The Boss said, ‘We’ll go and organise some tea,’ and to my astonishment, he and the Chief left. I stared at the door and then at Mrs Partridge and she gestured back towards the screen. On it, Sussman knelt beside me. He reached out and, oh so very gently, began to lift the sheet off me. I wore T-shirt and shorts and even as I watched, he began, an inch at a time, to lift my T-shirt. He turned to the camera and grinned.

I felt physically sick. With a nasty heave of my stomach, I remembered all the times I’d woken with the sheet on the floor.

Back on the screen he’d got my T-shirt nearly to my breasts and the other hand was bashing the bishop as fast as he could go. And any second now … Yep, there I was. One minute dead to the world and the next minute I’d got my feet on his chest and pushed him backwards. And here I was with the pepper spray. He got a mouthful. And I sprayed his penis as well, on the grounds that if he hadn’t had it out and been waving it around then it wouldn’t have come to any harm. Watching myself on the screen, I stopped feeling sick and began to feel a little better. There’s nothing like good, healthy anger. Mrs Partridge turned to me. ‘Good move with the spray.’

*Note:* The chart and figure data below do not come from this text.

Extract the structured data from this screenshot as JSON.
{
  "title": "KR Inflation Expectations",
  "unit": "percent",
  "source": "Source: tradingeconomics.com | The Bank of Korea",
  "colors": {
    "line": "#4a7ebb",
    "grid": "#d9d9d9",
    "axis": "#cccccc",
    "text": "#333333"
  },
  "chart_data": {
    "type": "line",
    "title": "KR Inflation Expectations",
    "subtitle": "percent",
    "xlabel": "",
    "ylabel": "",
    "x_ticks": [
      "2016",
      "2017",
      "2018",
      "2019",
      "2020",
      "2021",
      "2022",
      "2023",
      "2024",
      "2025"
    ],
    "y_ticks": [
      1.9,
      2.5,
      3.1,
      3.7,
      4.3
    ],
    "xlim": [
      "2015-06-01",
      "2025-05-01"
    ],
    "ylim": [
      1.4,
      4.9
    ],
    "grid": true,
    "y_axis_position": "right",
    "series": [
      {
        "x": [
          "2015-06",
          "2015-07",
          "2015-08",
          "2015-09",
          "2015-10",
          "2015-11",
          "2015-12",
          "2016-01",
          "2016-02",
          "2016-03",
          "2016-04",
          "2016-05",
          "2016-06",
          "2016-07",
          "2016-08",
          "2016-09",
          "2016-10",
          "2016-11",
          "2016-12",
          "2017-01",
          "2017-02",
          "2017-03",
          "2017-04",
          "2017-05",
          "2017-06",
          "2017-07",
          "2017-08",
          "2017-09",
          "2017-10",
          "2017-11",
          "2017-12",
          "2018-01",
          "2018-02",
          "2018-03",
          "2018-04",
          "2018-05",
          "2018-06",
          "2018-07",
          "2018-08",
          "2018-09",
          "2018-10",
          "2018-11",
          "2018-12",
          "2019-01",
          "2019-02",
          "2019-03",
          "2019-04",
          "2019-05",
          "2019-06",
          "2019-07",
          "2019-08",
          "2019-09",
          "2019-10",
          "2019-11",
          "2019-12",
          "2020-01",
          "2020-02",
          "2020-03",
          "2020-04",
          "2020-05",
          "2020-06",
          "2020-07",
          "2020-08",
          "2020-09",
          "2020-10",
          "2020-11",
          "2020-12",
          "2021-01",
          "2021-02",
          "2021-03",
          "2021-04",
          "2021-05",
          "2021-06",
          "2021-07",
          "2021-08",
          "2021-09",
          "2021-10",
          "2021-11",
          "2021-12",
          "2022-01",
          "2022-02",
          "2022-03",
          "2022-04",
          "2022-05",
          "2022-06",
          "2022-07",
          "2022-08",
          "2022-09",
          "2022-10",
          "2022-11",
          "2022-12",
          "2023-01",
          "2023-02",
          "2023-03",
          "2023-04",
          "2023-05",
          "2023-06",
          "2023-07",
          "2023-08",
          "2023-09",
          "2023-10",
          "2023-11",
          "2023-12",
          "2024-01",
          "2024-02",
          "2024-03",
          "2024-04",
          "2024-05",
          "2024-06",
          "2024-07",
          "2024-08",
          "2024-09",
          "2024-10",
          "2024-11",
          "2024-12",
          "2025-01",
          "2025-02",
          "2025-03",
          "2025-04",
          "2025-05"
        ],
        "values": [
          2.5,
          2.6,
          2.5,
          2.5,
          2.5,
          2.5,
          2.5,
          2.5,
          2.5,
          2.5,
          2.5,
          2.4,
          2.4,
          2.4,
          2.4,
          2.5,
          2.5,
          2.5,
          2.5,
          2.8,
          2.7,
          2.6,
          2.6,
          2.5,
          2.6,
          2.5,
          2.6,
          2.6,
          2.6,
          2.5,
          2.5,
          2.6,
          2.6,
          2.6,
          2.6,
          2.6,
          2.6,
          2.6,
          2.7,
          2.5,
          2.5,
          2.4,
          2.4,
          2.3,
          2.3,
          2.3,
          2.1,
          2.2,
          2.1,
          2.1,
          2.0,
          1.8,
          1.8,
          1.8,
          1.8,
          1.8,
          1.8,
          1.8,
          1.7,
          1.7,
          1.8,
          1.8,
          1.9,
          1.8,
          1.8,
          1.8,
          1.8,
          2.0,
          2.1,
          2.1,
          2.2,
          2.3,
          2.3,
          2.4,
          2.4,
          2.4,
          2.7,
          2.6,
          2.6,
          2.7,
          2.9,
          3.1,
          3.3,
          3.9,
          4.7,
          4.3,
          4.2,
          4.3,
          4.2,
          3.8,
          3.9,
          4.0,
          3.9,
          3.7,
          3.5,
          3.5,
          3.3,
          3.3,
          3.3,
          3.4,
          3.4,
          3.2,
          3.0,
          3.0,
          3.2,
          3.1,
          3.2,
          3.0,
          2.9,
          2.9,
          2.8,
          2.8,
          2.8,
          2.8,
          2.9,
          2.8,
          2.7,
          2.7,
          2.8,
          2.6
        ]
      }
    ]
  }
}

‘Thank you.’ My voice came out more wobbly and hoarse than I was happy with.

Back on the screen, I’m giving Sussman the bollocking of a lifetime. He’s scrabbling round the pod, grabbing his clothes and whatever of his stuff he can carry. I grab the blaster and he makes a bolt for the door.

Mrs Partridge blanked the screen. ‘The tape runs out about thirty minutes later, just after you put the lock on,’ she said calmly. She paused. ‘We found three more tapes. In them he is not so – bold, but there is no doubt he was escalating.’ The sick came back. And the anger.

Little Jenny Fields from the kitchen came in with a tea trolley, followed by the Boss and Chief Farrell. I saw Mrs Partridge nod slightly. Suddenly, I didn’t want her to leave. I turned to her and she sat down again. Farrell poured the tea.

The Boss seated himself at the head of the table. ‘This tape and any others of a similar nature will be destroyed immediately on conclusion of this meeting.’